La peine de mort pour des messages sur Twitter, c’est ce que risque un jeune journaliste saoudien de 23 ans.

Il s’appelle Hamza Kashgari. Comme beaucoup de jeunes et de journalistes, il utilise Twitter pour s’exprimer, communiquer avec ses proches et rester en contact avec le monde dans un pays où tout est sévèrement contrôlé. Selon l’Ecole d’Administration de Dubai, citée par The Guardian, l’Arabie Saoudite est le troisième pays arabe en termes d’utilisateurs de Twitter, même si ça représente moins d’un pourcent de ses 27 millions d’habitants.

Le 4 février, commémoration de la naissance du Prophète, Hamza Kashgari a envoyé plusieurs tweets qui s’adressaient directement à Mahomet.

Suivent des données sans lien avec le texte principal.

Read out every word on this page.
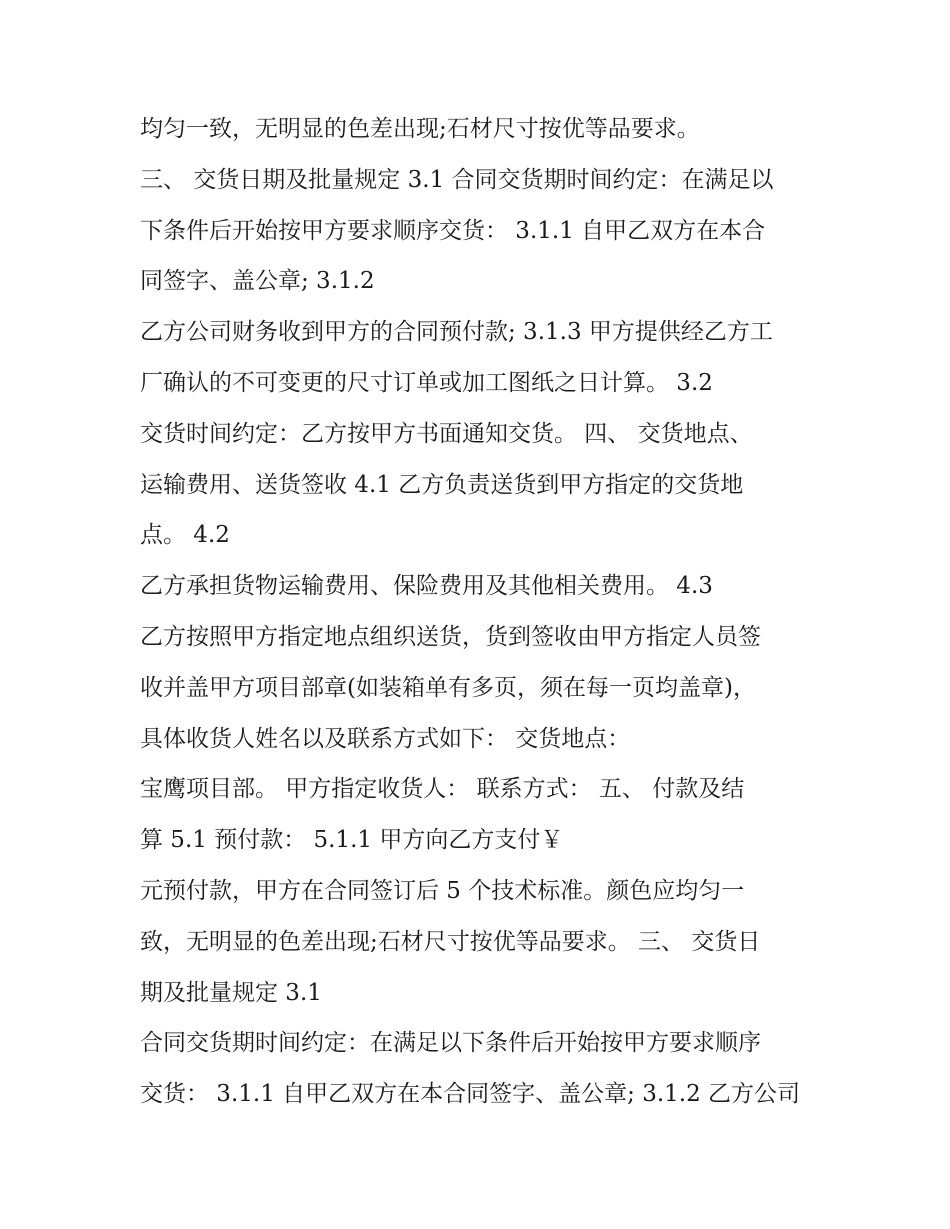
均匀一致，无明显的色差出现;石材尺寸按优等品要求。
三、 交货日期及批量规定 3.1 合同交货期时间约定：在满足以
下条件后开始按甲方要求顺序交货： 3.1.1 自甲乙双方在本合
同签字、盖公章; 3.1.2
乙方公司财务收到甲方的合同预付款; 3.1.3 甲方提供经乙方工
厂确认的不可变更的尺寸订单或加工图纸之日计算。 3.2
交货时间约定：乙方按甲方书面通知交货。 四、 交货地点、
运输费用、送货签收 4.1 乙方负责送货到甲方指定的交货地
点。 4.2
乙方承担货物运输费用、保险费用及其他相关费用。 4.3
乙方按照甲方指定地点组织送货，货到签收由甲方指定人员签
收并盖甲方项目部章(如装箱单有多页，须在每一页均盖章)，
具体收货人姓名以及联系方式如下： 交货地点：
宝鹰项目部。 甲方指定收货人： 联系方式： 五、 付款及结
算 5.1 预付款： 5.1.1 甲方向乙方支付￥
元预付款，甲方在合同签订后 5 个技术标准。颜色应均匀一
致，无明显的色差出现;石材尺寸按优等品要求。 三、 交货日
期及批量规定 3.1
合同交货期时间约定：在满足以下条件后开始按甲方要求顺序
交货： 3.1.1 自甲乙双方在本合同签字、盖公章; 3.1.2 乙方公司
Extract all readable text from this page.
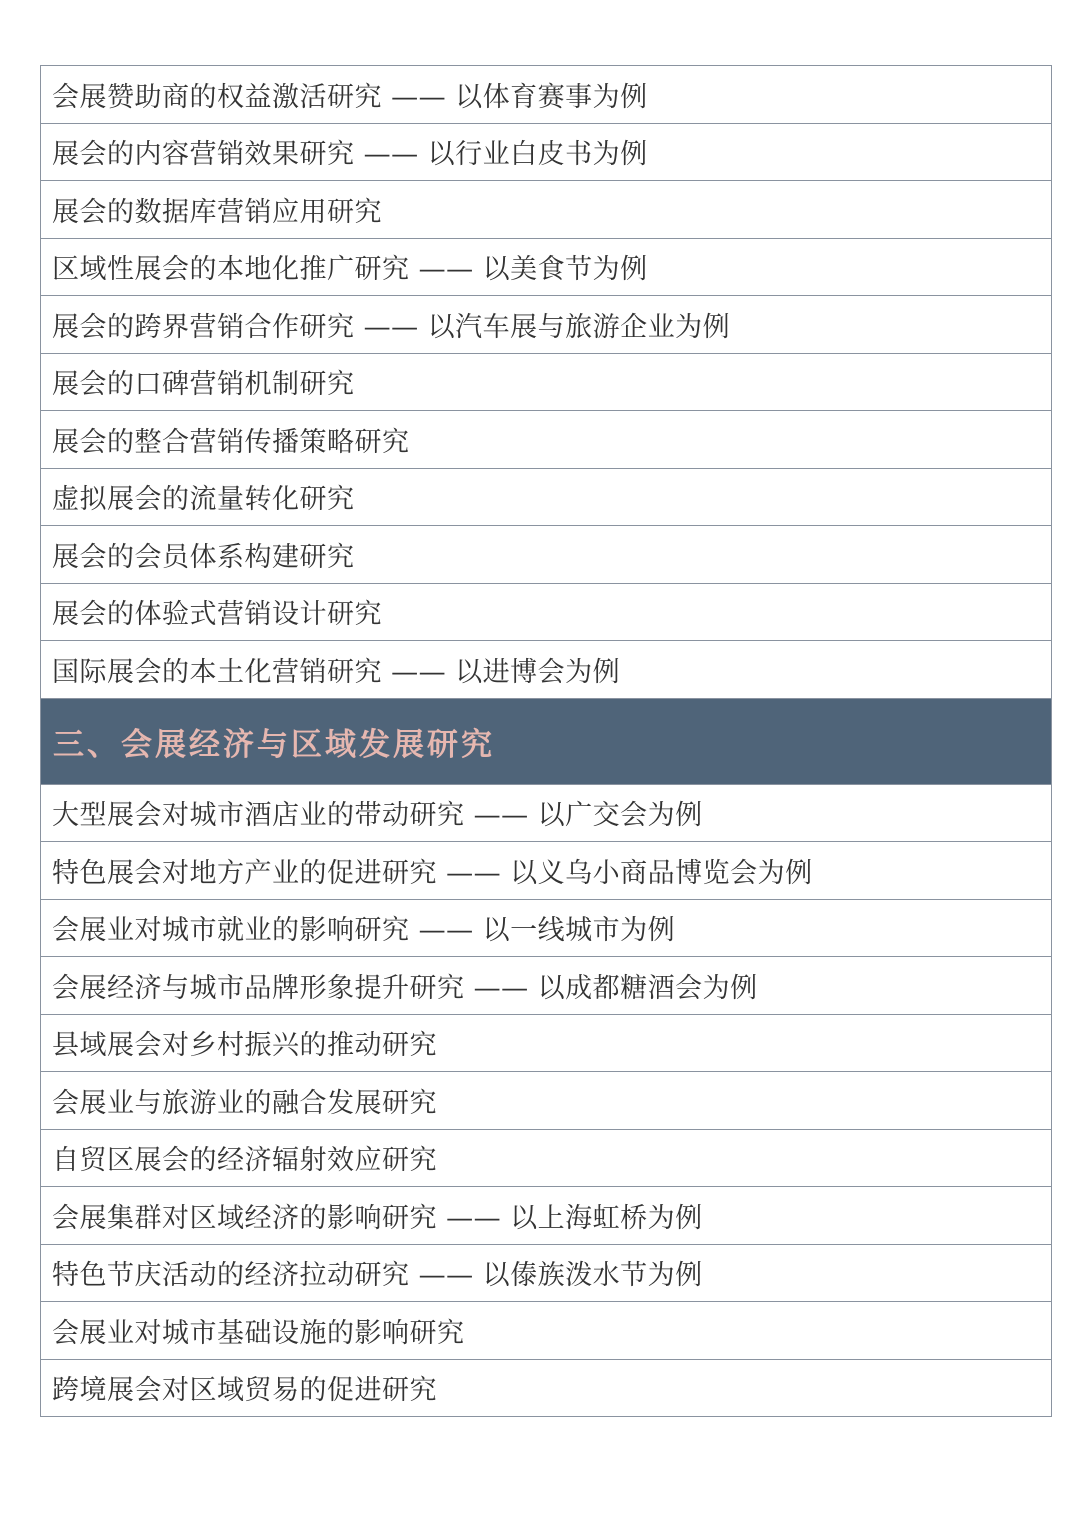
会展赞助商的权益激活研究 —— 以体育赛事为例
展会的内容营销效果研究 —— 以行业白皮书为例
展会的数据库营销应用研究
区域性展会的本地化推广研究 —— 以美食节为例
展会的跨界营销合作研究 —— 以汽车展与旅游企业为例
展会的口碑营销机制研究
展会的整合营销传播策略研究
虚拟展会的流量转化研究
展会的会员体系构建研究
展会的体验式营销设计研究
国际展会的本土化营销研究 —— 以进博会为例
三、会展经济与区域发展研究
大型展会对城市酒店业的带动研究 —— 以广交会为例
特色展会对地方产业的促进研究 —— 以义乌小商品博览会为例
会展业对城市就业的影响研究 —— 以一线城市为例
会展经济与城市品牌形象提升研究 —— 以成都糖酒会为例
县域展会对乡村振兴的推动研究
会展业与旅游业的融合发展研究
自贸区展会的经济辐射效应研究
会展集群对区域经济的影响研究 —— 以上海虹桥为例
特色节庆活动的经济拉动研究 —— 以傣族泼水节为例
会展业对城市基础设施的影响研究
跨境展会对区域贸易的促进研究
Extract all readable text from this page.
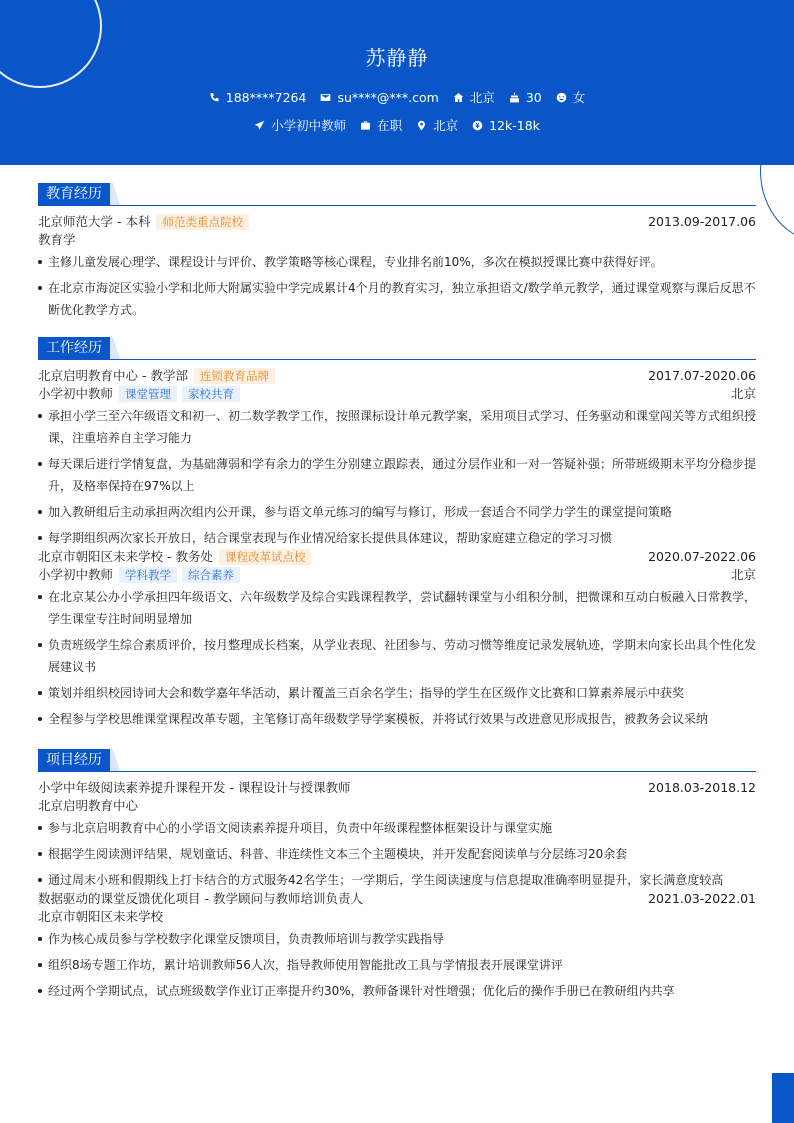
苏静静
188****7264 su****@***.com 北京 30 女
小学初中教师 在职 北京 12k-18k
教育经历
北京师范大学 - 本科	师范类重点院校	2013.09-2017.06
教育学
主修儿童发展心理学、课程设计与评价、教学策略等核心课程，专业排名前10%，多次在模拟授课比赛中获得好评。
在北京市海淀区实验小学和北师大附属实验中学完成累计4个月的教育实习，独立承担语文/数学单元教学，通过课堂观察与课后反思不断优化教学方式。
工作经历
北京启明教育中心 - 教学部	连锁教育品牌	2017.07-2020.06
小学初中教师	课堂管理	家校共育	北京
承担小学三至六年级语文和初一、初二数学教学工作，按照课标设计单元教学案，采用项目式学习、任务驱动和课堂闯关等方式组织授课，注重培养自主学习能力
每天课后进行学情复盘，为基础薄弱和学有余力的学生分别建立跟踪表，通过分层作业和一对一答疑补强；所带班级期末平均分稳步提升，及格率保持在97%以上
加入教研组后主动承担两次组内公开课，参与语文单元练习的编写与修订，形成一套适合不同学力学生的课堂提问策略
每学期组织两次家长开放日，结合课堂表现与作业情况给家长提供具体建议，帮助家庭建立稳定的学习习惯
北京市朝阳区未来学校 - 教务处	课程改革试点校	2020.07-2022.06
小学初中教师	学科教学	综合素养	北京
在北京某公办小学承担四年级语文、六年级数学及综合实践课程教学，尝试翻转课堂与小组积分制，把微课和互动白板融入日常教学，学生课堂专注时间明显增加
负责班级学生综合素质评价，按月整理成长档案，从学业表现、社团参与、劳动习惯等维度记录发展轨迹，学期末向家长出具个性化发展建议书
策划并组织校园诗词大会和数学嘉年华活动，累计覆盖三百余名学生；指导的学生在区级作文比赛和口算素养展示中获奖
全程参与学校思维课堂课程改革专题，主笔修订高年级数学导学案模板，并将试行效果与改进意见形成报告，被教务会议采纳
项目经历
小学中年级阅读素养提升课程开发 - 课程设计与授课教师	2018.03-2018.12
北京启明教育中心
参与北京启明教育中心的小学语文阅读素养提升项目，负责中年级课程整体框架设计与课堂实施
根据学生阅读测评结果，规划童话、科普、非连续性文本三个主题模块，并开发配套阅读单与分层练习20余套
通过周末小班和假期线上打卡结合的方式服务42名学生；一学期后，学生阅读速度与信息提取准确率明显提升，家长满意度较高
数据驱动的课堂反馈优化项目 - 教学顾问与教师培训负责人	2021.03-2022.01
北京市朝阳区未来学校
作为核心成员参与学校数字化课堂反馈项目，负责教师培训与教学实践指导
组织8场专题工作坊，累计培训教师56人次，指导教师使用智能批改工具与学情报表开展课堂讲评
经过两个学期试点，试点班级数学作业订正率提升约30%，教师备课针对性增强；优化后的操作手册已在教研组内共享
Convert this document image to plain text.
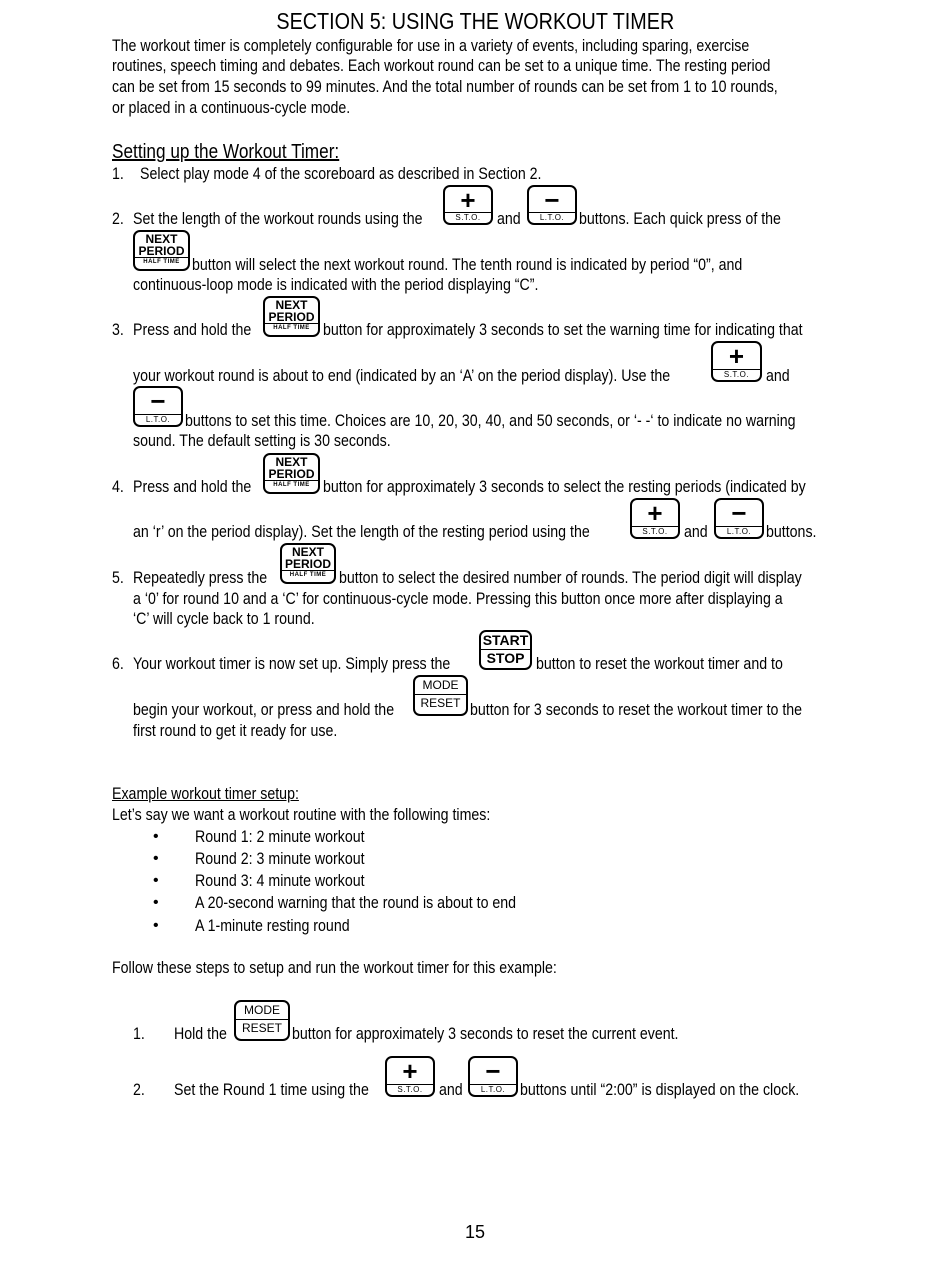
SECTION 5: USING THE WORKOUT TIMER
The workout timer is completely configurable for use in a variety of events, including sparing, exercise
routines, speech timing and debates. Each workout round can be set to a unique time. The resting period
can be set from 15 seconds to 99 minutes. And the total number of rounds can be set from 1 to 10 rounds,
or placed in a continuous-cycle mode.
Setting up the Workout Timer:
1. Select play mode 4 of the scoreboard as described in Section 2.
2. Set the length of the workout rounds using the
+
S.T.O. and
−
L.T.O. buttons. Each quick press of the
NEXT
PERIOD
HALF TIME button will select the next workout round. The tenth round is indicated by period “0”, and
continuous-loop mode is indicated with the period displaying “C”.
3. Press and hold the
NEXT
PERIOD
HALF TIME button for approximately 3 seconds to set the warning time for indicating that
your workout round is about to end (indicated by an ‘A’ on the period display). Use the
+
S.T.O.	and
−
L.T.O. buttons to set this time. Choices are 10, 20, 30, 40, and 50 seconds, or ‘- -‘ to indicate no warning
sound. The default setting is 30 seconds.
4. Press and hold the
NEXT
PERIOD
HALF TIME button for approximately 3 seconds to select the resting periods (indicated by
an ‘r’ on the period display). Set the length of the resting period using the
+
S.T.O. and
−
L.T.O. buttons.
5. Repeatedly press the
NEXT
PERIOD
HALF TIME button to select the desired number of rounds. The period digit will display
a ‘0’ for round 10 and a ‘C’ for continuous-cycle mode. Pressing this button once more after displaying a
‘C’ will cycle back to 1 round.
6. Your workout timer is now set up. Simply press the
START
STOP button to reset the workout timer and to
begin your workout, or press and hold the
MODE
RESET button for 3 seconds to reset the workout timer to the
first round to get it ready for use.
Example workout timer setup:
Let’s say we want a workout routine with the following times:
• Round 1: 2 minute workout
• Round 2: 3 minute workout
• Round 3: 4 minute workout
• A 20-second warning that the round is about to end
• A 1-minute resting round
Follow these steps to setup and run the workout timer for this example:
1. Hold the
MODE
RESET button for approximately 3 seconds to reset the current event.
2. Set the Round 1 time using the
+
S.T.O. and
−
L.T.O. buttons until “2:00” is displayed on the clock.
15
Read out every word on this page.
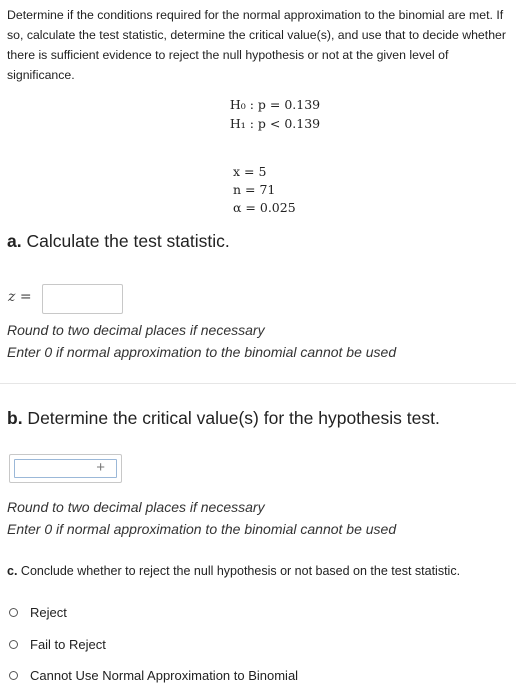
Determine if the conditions required for the normal approximation to the binomial are met. If so, calculate the test statistic, determine the critical value(s), and use that to decide whether there is sufficient evidence to reject the null hypothesis or not at the given level of significance.
H₀ : p = 0.139
H₁ : p < 0.139
x = 5
n = 71
α = 0.025
a. Calculate the test statistic.
z =
Round to two decimal places if necessary
Enter 0 if normal approximation to the binomial cannot be used
b. Determine the critical value(s) for the hypothesis test.
+
Round to two decimal places if necessary
Enter 0 if normal approximation to the binomial cannot be used
c. Conclude whether to reject the null hypothesis or not based on the test statistic.
Reject
Fail to Reject
Cannot Use Normal Approximation to Binomial
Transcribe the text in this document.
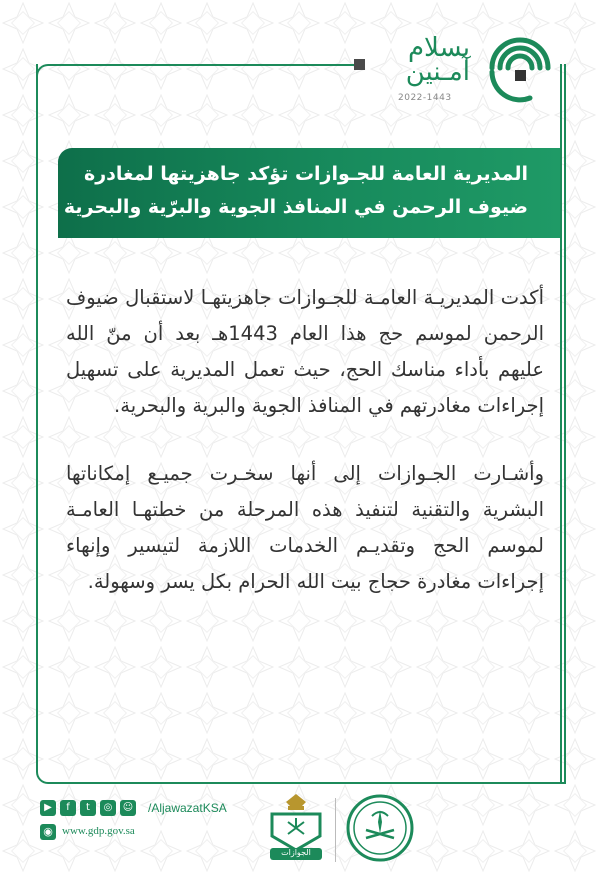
بسلام
آمـنين
2022-1443
المديرية العامة للجـوازات تؤكد جاهزيتها لمغادرة
ضيوف الرحمن في المنافذ الجوية والبرّية والبحرية

أكدت المديريـة العامـة للجـوازات جاهزيتهـا لاستقبال ضيوف الرحمن لموسم حج هذا العام 1443هـ بعد أن منّ الله عليهم بأداء مناسك الحج، حيث تعمل المديرية على تسهيل إجراءات مغادرتهم في المنافذ الجوية والبرية والبحرية.

وأشـارت الجـوازات إلى أنها سخـرت جميـع إمكاناتها البشرية والتقنية لتنفيذ هذه المرحلة من خطتهـا العامـة لموسم الحج وتقديـم الخدمات اللازمة لتيسير وإنهاء إجراءات مغادرة حجاج بيت الله الحرام بكل يسر وسهولة.

▶	f	t	◎	☺ /AljawazatKSA
◉ www.gdp.gov.sa
الجوازات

Le site du quotidien libanais L’Orient-Le Jour les reproduit. ” J’aime beaucoup de choses en toi, mais il y a aussi des choses que je ne comprends pas”. “Pour ton anniversaire, je ne vais pas me prosterner devant toi (…) Je te parlerai comme si tu étais mon ami”. “Tous les grands dieux que nous adorons (…) ne sont que le fruit de notre imagination”. Ou encore “Aucune Saoudienne n’ira en enfer, parce qu’il est impossible de s’y rendre deux fois”.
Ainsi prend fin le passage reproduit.